Gesellschaftsdämmerung | Moderne zum Abwinken (II, 22)
Die Gegenstände bedürfen der Kunst. Ein solcher Satz ist schnell
hingeschrieben, eine lange Tradition versorgt ihn mit Bedeutungen ohne
Ende. Was also bedeutet es, ihn hinzuschreiben? Bedeutet es, sich in
eine Tradition zu stellen? Die Frage ist nicht so leicht zu
beantworten, weil die Gedanken nicht so abrufbar sind, wie es manche
gern hätten. Es steckt eine Abweichung darin, die Weigerung, sich dem
Bauherrencredo anzuschließen, das da lautet: Kunst muss sein. Nein,
Kunst muss keineswegs sein, auch wäre vielleicht die Frage, ob sie
überhaupt in irgendeinem vertretbaren Sinn ›ist‹. Auf der anderen Seite
setzt der Begriff des Gegenstandes dem Verständnis des Satzes Grenzen.
Bedeutet er, Kunst habe ›gegenständlich‹ zu sein, gegenstandsbezogen,
auf Gegenstände verweisend, sie ins Bild holend? Ist das gemeint?

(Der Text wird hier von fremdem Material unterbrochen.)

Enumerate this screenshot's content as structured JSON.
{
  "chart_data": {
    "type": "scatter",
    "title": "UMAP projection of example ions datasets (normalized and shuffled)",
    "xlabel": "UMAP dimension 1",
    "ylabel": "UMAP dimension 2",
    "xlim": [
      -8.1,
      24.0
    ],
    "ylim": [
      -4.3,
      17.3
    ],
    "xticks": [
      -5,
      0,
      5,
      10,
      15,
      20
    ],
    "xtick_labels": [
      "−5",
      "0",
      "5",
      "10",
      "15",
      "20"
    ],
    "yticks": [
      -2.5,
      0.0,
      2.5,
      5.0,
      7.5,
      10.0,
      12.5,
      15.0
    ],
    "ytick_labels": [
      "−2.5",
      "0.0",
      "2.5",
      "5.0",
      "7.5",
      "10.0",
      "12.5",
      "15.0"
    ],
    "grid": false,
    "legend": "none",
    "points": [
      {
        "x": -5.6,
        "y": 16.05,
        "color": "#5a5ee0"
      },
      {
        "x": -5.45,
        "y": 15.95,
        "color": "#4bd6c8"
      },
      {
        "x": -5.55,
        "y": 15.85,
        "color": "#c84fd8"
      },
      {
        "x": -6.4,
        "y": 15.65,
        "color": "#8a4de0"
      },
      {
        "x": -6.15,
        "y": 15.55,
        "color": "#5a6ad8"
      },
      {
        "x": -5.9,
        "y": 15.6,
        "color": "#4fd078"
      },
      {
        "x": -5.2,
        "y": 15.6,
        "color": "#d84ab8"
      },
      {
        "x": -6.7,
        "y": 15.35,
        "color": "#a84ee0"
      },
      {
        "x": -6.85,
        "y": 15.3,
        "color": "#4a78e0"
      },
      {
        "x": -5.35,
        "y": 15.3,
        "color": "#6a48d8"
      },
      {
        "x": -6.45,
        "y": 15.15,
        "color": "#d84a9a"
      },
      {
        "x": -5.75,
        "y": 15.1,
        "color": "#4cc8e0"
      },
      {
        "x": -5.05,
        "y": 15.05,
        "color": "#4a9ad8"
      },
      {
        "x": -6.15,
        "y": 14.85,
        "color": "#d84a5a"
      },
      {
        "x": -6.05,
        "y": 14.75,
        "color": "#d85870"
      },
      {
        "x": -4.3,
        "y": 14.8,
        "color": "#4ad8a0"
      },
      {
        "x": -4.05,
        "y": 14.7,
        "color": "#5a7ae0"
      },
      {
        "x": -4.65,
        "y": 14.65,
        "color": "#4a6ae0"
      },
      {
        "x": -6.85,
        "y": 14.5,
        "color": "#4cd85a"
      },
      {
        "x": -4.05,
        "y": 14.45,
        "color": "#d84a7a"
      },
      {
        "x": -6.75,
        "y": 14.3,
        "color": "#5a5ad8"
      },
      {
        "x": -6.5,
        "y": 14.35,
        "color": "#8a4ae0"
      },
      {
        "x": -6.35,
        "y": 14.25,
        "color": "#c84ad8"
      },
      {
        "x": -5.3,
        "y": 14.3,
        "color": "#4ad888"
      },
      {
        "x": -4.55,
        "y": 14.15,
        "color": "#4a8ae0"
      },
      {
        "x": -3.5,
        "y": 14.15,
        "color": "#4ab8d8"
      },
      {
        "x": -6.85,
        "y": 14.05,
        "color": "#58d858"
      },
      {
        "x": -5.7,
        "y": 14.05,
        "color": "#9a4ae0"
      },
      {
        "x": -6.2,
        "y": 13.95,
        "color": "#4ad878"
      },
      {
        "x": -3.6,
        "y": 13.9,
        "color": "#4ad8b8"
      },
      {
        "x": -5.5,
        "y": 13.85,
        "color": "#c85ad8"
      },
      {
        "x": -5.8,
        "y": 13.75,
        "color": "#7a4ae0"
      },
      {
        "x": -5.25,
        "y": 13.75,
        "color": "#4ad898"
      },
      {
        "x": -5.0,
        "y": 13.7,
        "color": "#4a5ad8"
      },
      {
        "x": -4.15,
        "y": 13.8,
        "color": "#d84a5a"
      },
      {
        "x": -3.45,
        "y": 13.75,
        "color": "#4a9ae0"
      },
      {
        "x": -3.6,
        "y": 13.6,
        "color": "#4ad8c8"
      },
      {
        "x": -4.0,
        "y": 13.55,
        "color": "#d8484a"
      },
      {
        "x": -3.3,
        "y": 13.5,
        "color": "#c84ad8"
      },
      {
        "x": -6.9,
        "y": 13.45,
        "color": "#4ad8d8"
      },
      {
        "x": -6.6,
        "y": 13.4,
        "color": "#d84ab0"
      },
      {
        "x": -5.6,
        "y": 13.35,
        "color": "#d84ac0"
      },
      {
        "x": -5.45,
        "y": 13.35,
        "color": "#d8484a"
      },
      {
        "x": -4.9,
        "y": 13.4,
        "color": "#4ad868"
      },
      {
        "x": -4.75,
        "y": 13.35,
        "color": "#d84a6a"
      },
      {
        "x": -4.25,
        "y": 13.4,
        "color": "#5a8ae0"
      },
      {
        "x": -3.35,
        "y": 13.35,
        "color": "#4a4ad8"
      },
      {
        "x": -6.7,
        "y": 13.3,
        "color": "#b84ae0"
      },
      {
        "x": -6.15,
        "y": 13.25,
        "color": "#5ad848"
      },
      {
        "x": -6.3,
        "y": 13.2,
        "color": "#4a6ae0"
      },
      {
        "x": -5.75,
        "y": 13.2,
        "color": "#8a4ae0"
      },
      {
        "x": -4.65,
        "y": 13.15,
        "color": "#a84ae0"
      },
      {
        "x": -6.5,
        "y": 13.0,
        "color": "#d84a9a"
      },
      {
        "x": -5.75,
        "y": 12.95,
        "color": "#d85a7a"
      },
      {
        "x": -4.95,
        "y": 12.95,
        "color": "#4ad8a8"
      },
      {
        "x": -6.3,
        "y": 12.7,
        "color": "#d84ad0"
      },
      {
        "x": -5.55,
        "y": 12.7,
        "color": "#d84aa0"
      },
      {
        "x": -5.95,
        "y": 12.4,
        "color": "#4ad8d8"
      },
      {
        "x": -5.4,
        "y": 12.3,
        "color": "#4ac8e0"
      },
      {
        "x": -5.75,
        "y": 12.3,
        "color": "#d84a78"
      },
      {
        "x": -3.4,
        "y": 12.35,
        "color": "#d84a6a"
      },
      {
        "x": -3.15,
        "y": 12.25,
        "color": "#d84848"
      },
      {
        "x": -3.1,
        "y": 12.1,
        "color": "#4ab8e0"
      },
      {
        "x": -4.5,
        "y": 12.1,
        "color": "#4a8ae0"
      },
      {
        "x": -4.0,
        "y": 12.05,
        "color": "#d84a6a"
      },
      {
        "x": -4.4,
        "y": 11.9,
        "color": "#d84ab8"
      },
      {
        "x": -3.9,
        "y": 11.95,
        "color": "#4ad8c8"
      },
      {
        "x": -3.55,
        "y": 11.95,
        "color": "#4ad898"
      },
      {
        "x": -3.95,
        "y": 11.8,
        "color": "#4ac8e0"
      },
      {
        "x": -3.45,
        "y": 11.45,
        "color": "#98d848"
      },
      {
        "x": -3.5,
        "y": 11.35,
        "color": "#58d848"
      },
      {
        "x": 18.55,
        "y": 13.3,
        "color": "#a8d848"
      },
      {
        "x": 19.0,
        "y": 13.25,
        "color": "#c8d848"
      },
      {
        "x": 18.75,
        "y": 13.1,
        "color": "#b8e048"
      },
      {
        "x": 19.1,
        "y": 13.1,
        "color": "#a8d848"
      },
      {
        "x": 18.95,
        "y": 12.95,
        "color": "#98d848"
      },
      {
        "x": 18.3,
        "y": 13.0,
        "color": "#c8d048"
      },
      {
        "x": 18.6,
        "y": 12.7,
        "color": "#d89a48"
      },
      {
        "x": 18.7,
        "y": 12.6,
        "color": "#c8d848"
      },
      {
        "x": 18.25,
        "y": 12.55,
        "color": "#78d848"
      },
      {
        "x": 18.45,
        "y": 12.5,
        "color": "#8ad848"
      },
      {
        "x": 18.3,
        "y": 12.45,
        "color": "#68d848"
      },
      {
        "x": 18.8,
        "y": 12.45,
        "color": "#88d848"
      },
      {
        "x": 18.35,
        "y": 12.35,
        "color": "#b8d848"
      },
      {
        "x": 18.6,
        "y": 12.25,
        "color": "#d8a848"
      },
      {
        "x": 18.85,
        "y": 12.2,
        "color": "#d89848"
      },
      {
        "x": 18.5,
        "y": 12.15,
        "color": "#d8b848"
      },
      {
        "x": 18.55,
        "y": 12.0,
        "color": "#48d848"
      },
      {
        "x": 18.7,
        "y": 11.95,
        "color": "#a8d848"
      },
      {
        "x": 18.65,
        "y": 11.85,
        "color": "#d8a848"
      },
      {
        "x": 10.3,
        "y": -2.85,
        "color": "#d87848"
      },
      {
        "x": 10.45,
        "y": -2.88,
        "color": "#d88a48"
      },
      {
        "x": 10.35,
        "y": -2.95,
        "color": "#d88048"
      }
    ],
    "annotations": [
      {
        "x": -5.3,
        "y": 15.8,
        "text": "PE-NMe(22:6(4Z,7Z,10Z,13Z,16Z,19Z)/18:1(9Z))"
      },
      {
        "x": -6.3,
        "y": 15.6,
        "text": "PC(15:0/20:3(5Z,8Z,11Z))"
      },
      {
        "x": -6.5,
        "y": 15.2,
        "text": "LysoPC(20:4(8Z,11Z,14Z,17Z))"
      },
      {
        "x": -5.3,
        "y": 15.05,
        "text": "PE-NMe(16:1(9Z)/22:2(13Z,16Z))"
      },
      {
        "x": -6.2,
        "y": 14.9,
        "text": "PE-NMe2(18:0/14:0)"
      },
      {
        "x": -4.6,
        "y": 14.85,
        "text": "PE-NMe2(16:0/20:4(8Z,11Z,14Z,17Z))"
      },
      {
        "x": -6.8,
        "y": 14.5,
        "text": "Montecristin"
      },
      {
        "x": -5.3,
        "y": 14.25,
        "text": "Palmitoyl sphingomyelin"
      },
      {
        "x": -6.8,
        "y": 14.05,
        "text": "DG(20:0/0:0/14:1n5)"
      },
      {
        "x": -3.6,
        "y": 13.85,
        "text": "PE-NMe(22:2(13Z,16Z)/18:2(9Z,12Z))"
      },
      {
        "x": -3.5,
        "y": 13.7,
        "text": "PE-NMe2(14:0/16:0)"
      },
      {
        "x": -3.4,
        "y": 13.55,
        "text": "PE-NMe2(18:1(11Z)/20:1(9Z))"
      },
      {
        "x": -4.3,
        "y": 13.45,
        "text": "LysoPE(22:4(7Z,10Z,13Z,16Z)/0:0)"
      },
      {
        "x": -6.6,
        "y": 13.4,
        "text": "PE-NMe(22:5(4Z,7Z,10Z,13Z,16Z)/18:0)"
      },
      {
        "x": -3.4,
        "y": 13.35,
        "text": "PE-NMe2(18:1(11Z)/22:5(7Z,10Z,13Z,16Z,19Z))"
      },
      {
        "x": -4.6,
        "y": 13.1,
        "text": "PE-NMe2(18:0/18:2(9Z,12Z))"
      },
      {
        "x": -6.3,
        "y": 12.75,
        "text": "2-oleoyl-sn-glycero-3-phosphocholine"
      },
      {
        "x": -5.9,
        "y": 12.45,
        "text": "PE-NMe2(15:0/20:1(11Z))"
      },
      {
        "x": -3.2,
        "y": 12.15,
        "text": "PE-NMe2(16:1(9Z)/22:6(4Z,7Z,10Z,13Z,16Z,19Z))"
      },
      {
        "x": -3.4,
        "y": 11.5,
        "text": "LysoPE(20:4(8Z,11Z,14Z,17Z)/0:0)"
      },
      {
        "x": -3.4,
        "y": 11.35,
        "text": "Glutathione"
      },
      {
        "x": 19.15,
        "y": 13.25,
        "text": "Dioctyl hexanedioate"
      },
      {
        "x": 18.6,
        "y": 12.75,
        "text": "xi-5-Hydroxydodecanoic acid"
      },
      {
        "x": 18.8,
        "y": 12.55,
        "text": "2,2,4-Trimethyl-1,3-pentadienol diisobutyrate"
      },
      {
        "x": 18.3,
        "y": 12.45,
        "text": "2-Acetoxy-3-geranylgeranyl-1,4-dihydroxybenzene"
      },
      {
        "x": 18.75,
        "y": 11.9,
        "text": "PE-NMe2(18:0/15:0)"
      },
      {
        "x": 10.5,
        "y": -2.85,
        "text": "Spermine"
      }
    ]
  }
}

›Gibt‹ es den berühmten Bildraum, in den man Mützen, Regenschirme oder
Bäume ›holen‹ könnte? Gibt ihn die Kunst? Der Künstler? Gibt es ihn so,
dass auch er nur bedient oder gestaltet werden muss? Sind Gegenstände
›Objekte‹, ist Kunst – in den Grenzen des Subjekts – ›objektiv‹? Über
jede dieser Fragen werden Bücher geschrieben, die von Leuten gelesen
werden, die solche Bücher verfassen. Nein, sagt Oleg, die Menschen
bedürfen der Kunst, die Schwierigkeit besteht darin, sie ihnen zu
bringen. Das mag sein, aber es beantwortet nicht die Frage, womit es
die Kunst zu tun hat. Wenn jener einfache Satz bedeutet, ›die Kunst hat
es mit den Gegenständen zu tun‹, dann wären – im Raum dieser Rede – die
Gegenstände vielleicht das, was ihr ›entgegensteht‹, woran ein
Bedürfnis sie bindet oder knüpft oder fesselt, das nicht das ihre ist,
aber ihr eine Bedeutung im Sinn einer Wichtigkeit, einer Aufgabe,
vielleicht sogar einer Würde verleiht. ›Kunst‹ könnte es dann ohne Ende
geben, gleich, ob sie sich selbst diese Wichtigkeit, diese Aufgabe,
diese Würde gibt. Aus einer Welt, in der Gegenstände keine Bedürfnisse
haben, fällt die Kunst heraus, sie fällt selbst unter die Gegenstände
und sie zeigt das Bedürfnis, gesehen zu werden, wahrgenommen zu werden,
für wahr genommen zu werden, als Stellvertreter der Wahrheit genommen
zu werden, einer Wahrheit, irgendeiner Wahrheit, einer Wahrheit, die
sich entzieht – sie zeigt es ganz offen, offener als ein Tier sein
Begehren zeigt, sie zeigt es unmittelbar, was bedeutet, dass sie, auf
irgendeine vertrackte, gestaltete Weise, dieses Bedürfnis ist. Die
Kunst – oder, um genauer zu sein, das Kunstwerk – ist das Gegenstand
oder ›gegenständlich‹ gewordene Bedürfnis, das durch kein ›Leben‹
eingelöst wird, eingelöst werden kann – andernfalls wäre es ein Fetisch
–, es ist das Bedürfnis, das bleibt.
Vielleicht gilt es deshalb als Frevel, ein Kunstwerk zu zerstören:
nicht, weil dann nichts bliebe und eine banale Aufklärung triumphierte,
sondern weil man dem Bleibenden eine Stätte nimmt.